Tizzy Lockman, a 38-year-old mother and community activist, says her decision to run for the Delaware Senate was a culmination of her work in public service, community development and activism. She won the seat formerly held by retiring Democratic incumbent Bob Marshall in Delaware’s 3rd District.
Lockman has been actively involved in advocating for education reform as a member of the Wilmington Education Advisory Committee and as director of the Parent Advocacy Council for Education.
When the political climate heated up after the 2016 election, it challenged many people to think about their participation in democracy, she says. “It was an opportunity to take a step forward from wherever you were on the spectrum of democratic participation. I was already facilitating civic engagement in the community, and I felt personally challenged to do more.”
Tizzy Lockman is the second black woman ever in the state Senate.//photo by Maria DeForrest
She felt it was the ideal moment for her to strive for this role serving the senate district where she grew up and now resides with her family.
Lockman didn’t face a Republican challenger in the district, one of the most diverse and densely populated in the state, which encompasses more than half the city of Wilmington.
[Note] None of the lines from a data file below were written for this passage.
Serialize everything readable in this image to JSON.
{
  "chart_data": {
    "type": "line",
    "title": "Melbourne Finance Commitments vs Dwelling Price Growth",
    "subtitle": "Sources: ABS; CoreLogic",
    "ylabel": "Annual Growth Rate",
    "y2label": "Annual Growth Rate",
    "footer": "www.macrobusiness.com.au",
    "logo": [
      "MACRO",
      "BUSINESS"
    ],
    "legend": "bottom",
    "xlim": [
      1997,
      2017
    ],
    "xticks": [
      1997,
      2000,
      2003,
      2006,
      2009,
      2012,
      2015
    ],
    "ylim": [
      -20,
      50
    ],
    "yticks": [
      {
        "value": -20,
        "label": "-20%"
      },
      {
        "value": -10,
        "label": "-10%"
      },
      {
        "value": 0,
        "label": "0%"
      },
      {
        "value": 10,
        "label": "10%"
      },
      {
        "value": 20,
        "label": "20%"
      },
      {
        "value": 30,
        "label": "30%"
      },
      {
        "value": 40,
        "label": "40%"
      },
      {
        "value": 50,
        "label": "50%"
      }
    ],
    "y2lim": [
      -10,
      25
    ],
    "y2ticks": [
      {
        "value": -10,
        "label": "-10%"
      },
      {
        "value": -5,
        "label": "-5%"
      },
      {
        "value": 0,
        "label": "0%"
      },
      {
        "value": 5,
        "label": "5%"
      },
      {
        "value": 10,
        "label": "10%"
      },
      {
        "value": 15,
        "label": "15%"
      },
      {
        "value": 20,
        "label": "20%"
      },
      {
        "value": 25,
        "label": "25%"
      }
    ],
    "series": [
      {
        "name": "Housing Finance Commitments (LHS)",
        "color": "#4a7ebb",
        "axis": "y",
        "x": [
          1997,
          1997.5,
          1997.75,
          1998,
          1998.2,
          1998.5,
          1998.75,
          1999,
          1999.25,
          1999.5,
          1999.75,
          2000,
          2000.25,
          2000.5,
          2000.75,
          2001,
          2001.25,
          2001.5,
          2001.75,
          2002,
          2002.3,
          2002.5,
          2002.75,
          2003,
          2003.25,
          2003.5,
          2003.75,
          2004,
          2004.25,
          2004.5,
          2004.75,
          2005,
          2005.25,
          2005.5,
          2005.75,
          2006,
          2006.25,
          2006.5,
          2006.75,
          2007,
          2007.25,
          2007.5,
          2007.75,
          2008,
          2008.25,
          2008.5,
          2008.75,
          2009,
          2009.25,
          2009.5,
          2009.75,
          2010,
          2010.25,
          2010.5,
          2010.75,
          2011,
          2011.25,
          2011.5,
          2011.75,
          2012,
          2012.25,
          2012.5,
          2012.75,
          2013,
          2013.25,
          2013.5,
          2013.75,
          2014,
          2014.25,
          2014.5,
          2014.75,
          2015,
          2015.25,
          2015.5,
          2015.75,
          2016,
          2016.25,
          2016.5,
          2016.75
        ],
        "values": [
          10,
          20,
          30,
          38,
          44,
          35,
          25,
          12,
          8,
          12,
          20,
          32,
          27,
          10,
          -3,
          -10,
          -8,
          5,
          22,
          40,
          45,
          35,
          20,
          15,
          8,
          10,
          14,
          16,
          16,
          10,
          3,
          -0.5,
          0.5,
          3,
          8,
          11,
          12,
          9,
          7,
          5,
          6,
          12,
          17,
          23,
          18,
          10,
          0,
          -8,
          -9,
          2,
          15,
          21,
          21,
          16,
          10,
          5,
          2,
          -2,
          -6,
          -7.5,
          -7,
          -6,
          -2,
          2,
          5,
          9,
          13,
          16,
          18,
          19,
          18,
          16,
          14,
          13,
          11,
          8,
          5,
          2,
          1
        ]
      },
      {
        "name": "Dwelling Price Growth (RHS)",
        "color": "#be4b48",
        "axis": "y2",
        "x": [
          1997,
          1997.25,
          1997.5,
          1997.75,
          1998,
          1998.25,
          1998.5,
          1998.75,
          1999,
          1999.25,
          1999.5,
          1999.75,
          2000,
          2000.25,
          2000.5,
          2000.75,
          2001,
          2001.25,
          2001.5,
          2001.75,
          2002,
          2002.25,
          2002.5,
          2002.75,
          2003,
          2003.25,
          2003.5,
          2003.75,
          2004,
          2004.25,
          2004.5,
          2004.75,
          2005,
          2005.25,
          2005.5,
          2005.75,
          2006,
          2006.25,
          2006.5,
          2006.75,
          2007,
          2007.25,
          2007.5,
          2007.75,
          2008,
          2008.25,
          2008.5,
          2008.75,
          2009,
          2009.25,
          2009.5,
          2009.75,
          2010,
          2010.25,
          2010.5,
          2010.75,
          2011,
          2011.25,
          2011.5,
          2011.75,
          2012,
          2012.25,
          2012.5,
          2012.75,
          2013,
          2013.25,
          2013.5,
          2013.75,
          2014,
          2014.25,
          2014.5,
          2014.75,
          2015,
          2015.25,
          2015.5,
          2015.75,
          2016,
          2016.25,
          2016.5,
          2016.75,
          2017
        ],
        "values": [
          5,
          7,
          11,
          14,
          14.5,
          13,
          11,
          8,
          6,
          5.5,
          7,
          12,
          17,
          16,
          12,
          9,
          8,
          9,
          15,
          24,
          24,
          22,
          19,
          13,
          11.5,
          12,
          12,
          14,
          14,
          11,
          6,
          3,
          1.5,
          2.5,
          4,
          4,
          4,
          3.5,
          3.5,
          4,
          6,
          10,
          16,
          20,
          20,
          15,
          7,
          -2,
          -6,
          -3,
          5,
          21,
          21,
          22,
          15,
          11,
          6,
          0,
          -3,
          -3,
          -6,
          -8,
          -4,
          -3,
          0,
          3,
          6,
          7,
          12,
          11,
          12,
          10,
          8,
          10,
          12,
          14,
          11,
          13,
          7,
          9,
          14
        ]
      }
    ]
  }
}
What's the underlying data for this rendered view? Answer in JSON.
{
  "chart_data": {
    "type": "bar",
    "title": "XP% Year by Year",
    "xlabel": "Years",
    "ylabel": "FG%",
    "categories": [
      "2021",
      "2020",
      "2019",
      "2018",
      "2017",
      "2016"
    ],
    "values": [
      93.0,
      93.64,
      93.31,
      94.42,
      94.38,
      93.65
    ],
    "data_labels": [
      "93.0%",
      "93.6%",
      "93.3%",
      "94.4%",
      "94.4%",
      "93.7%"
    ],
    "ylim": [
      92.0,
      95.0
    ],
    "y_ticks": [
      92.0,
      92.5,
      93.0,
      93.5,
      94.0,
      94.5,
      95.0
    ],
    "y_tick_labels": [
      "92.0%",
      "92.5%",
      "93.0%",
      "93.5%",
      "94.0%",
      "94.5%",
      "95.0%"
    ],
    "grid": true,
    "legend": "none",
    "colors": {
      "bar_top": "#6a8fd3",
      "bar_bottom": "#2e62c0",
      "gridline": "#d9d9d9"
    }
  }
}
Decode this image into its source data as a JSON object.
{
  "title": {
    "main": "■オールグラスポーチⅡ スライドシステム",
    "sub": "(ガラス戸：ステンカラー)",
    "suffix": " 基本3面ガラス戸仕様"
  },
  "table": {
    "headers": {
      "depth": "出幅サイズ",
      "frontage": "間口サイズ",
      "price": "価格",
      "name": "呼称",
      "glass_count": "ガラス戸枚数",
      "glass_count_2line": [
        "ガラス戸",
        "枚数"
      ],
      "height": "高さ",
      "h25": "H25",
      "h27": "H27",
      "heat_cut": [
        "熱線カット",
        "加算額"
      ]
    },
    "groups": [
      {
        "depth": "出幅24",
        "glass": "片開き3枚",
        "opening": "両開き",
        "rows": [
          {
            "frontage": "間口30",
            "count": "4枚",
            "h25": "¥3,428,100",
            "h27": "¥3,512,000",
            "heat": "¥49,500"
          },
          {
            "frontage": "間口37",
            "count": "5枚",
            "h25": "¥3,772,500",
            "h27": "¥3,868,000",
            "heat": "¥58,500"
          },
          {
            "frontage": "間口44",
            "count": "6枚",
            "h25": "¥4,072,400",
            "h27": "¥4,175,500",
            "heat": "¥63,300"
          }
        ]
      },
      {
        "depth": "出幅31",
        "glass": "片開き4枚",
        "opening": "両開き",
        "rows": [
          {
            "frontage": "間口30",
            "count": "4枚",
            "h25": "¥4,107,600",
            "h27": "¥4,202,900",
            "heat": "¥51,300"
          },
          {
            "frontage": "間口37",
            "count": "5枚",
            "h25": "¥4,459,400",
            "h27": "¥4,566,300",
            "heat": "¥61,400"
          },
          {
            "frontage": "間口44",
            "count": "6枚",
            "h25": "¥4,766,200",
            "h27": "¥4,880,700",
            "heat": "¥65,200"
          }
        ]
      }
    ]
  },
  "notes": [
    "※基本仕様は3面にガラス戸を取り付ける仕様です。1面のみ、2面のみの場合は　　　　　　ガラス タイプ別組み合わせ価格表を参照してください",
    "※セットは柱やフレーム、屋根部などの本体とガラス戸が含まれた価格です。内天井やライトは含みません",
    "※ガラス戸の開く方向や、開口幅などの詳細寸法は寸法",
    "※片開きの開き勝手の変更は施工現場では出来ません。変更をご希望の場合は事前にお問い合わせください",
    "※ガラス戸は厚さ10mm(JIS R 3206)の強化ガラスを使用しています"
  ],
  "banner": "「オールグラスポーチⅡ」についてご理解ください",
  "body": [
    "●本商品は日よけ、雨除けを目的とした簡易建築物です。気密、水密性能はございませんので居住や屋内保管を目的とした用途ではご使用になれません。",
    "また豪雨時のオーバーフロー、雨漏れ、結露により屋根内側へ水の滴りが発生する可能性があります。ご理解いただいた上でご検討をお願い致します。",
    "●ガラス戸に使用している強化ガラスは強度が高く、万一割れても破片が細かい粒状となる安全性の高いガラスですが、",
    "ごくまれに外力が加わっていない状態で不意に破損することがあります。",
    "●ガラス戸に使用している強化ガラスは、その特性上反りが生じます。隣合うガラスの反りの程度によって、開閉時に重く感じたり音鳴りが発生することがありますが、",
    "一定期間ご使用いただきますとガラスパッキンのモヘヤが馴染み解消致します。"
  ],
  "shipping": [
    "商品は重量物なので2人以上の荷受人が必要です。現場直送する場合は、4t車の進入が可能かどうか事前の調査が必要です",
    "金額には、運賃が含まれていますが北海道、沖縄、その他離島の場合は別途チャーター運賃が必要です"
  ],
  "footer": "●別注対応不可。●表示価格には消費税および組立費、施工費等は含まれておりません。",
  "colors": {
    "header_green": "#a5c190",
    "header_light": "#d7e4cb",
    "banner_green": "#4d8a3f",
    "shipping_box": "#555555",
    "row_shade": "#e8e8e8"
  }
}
She will become the first woman and the first person of color to hold this seat in a district with more than twice as many black and Hispanic residents as the rest of the state.
Lockman says she feels fortunate to have been involved in friends’ past political campaigns and already have a support system familiar with the building blocks of a campaign.
“It was just a matter of sitting down with people in the know about how campaigning works, and I was extremely lucky to have people willing to help me,” she says.
Lockman says her top goal as state senator is pushing for more equitable education funding. She went through the Red Clay Consolidated School District herself and saw the stark difference in resources as her daughter attended the same schools.
“We are in desperate need of education funding reform and the General Assembly needs to be the place to do it,” she says. “I wanted to be at that table.”
Nnamdi Chukwuocha believes increased diversity in
Stephanie Bolden is the only black member of the legislature returning to office. The other seven are new faces, including Lockman, Kendra Johnson, Franklin Cooke Jr., Melissa Minor Brown and former Wilmington City Council members Darius Brown, Sherry Dorsey Walker and Nnamdi Chukwuocha.
Chukwuocha says he challenged incumbent State Rep. Charles Potter Jr.—also African-American and a Democrat—because Potter didn’t reflect his values, indicated by actions such as voting against the Marriage Equality Act.
“We need representation that unites us, not further divides and separates us,” he says. “I believe we need better representation on the issues that matter most like education, equality, and social and criminal justice.”
Chukwuocha hopes the increase in African-Americans and women in legislative bodies—locally and nationally—will produce greater awareness, respect and more inclusive deliberation.
“I believe the increased diversity will help guide our legislative approaches to address many of the conditions that have impacted certain communities: people of color, women, and other minority groups, and ultimately, this will aid in moving our state and nation forward,” he says.